The McCarran Ferguson Act of 1945
Federal registration that made it clear that insurance was to be regulated at the state level, so long as the states implemented and executed this regulation adequately.
The Maloney Act of 1938
Brought the OTC market under the regulation of the SEC and the called for self-regualtion of OTC securities dealers.
The Federal Bankruptcy Act of 1938
requires a court-appointed trustee to oversee the affairs of a firm for which bankruptcy charges have been filed. This act provides for the liquidation of hopelessly troubled firms and provides for the reorganization of troubled firms that might be able to survive.
The Secrities Investor Protection Act of 1970
Established the SIPC to insure investors against losses arising from the failure of any brokerage firm. Membership in SIPC is voluntary, although most BD's are members and pay a separate premium.

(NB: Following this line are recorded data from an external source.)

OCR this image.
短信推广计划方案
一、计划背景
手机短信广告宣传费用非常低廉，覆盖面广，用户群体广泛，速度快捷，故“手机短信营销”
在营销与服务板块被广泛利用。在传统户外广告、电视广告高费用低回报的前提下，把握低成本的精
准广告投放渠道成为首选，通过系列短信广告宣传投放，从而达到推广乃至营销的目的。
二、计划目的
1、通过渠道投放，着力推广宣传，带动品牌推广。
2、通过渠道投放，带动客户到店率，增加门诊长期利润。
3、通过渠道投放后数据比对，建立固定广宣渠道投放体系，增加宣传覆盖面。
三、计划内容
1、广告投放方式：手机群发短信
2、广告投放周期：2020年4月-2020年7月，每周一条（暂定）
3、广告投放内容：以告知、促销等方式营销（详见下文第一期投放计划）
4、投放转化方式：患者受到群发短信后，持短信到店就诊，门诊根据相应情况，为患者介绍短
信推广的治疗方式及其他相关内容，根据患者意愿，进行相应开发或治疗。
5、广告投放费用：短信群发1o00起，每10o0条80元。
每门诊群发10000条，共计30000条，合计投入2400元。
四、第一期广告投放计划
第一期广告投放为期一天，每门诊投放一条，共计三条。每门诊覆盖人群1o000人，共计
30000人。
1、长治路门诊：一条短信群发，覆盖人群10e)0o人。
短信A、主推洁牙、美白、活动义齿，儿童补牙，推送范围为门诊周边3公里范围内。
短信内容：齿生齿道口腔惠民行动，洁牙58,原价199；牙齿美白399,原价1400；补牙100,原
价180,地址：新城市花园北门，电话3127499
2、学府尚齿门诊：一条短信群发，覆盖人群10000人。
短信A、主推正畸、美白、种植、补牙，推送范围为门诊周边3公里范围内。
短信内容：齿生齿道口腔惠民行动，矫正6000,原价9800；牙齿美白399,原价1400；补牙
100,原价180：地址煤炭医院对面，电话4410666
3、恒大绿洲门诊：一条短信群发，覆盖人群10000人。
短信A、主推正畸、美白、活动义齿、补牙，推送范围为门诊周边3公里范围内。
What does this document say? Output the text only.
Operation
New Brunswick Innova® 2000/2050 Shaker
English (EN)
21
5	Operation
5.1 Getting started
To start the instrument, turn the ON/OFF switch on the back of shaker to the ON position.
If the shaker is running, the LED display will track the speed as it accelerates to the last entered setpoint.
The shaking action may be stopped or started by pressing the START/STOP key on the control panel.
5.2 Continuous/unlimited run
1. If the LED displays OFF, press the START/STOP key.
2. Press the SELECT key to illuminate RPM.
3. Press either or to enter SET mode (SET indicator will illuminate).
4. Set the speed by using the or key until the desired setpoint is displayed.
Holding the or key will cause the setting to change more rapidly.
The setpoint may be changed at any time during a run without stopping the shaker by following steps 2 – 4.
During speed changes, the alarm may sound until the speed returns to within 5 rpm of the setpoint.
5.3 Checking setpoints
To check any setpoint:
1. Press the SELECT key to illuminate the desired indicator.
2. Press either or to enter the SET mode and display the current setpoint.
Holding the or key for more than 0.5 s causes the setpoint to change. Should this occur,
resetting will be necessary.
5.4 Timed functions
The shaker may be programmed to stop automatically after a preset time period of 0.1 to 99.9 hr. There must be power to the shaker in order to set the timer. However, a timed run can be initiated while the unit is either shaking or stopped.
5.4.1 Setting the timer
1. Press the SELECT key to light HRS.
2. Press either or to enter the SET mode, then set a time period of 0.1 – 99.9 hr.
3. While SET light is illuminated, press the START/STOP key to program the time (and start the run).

Insider Trading and Securities Fraud Enforcement Act of 1988
This Act specified what constitutes the insider trading of securites and stiffened the penalties for engaging in such trading. Under the Act, for insider trading to occur, there must be action taken related to material, nonpublic information.
How can you terminate registration with the SEC?
Fiule form ADV-W. The form must be files as soon as possible after the investment adviser ceases to practice.
In July 2007 NASD and the Member regulation, enforcement and arbitration functions of the NYSE combined.
FINRA is a self regulatory agency (SRO)
SEC has delegated the day to day oversight of BD's to FINRA. BD's and reps must register with FINRA if the wish to sell securities.
Series License explianations
Series 6 - Holder may sell open end investment companies (mutual Funds), Variable abbuitities, variable life insurance, and initially offered UIT's
Series 7 - Holder may sell any security, including stocks and ETF's. Braodest license
Series 63 - Uniform Securities Agent State Law Examination. Many states require individuals to pass a qualification exam to sell securiities in their states
Series 65 - Allows holder to provide incestment advice to clients within the holders primary state of residence.
Series 66 - Combines the Series 63 and Series 65 license requirements into one examination
What licenses must a planner hold to sell Variable annuity or variable life contracts?
Series 6 or 7 and a variable state insurance license.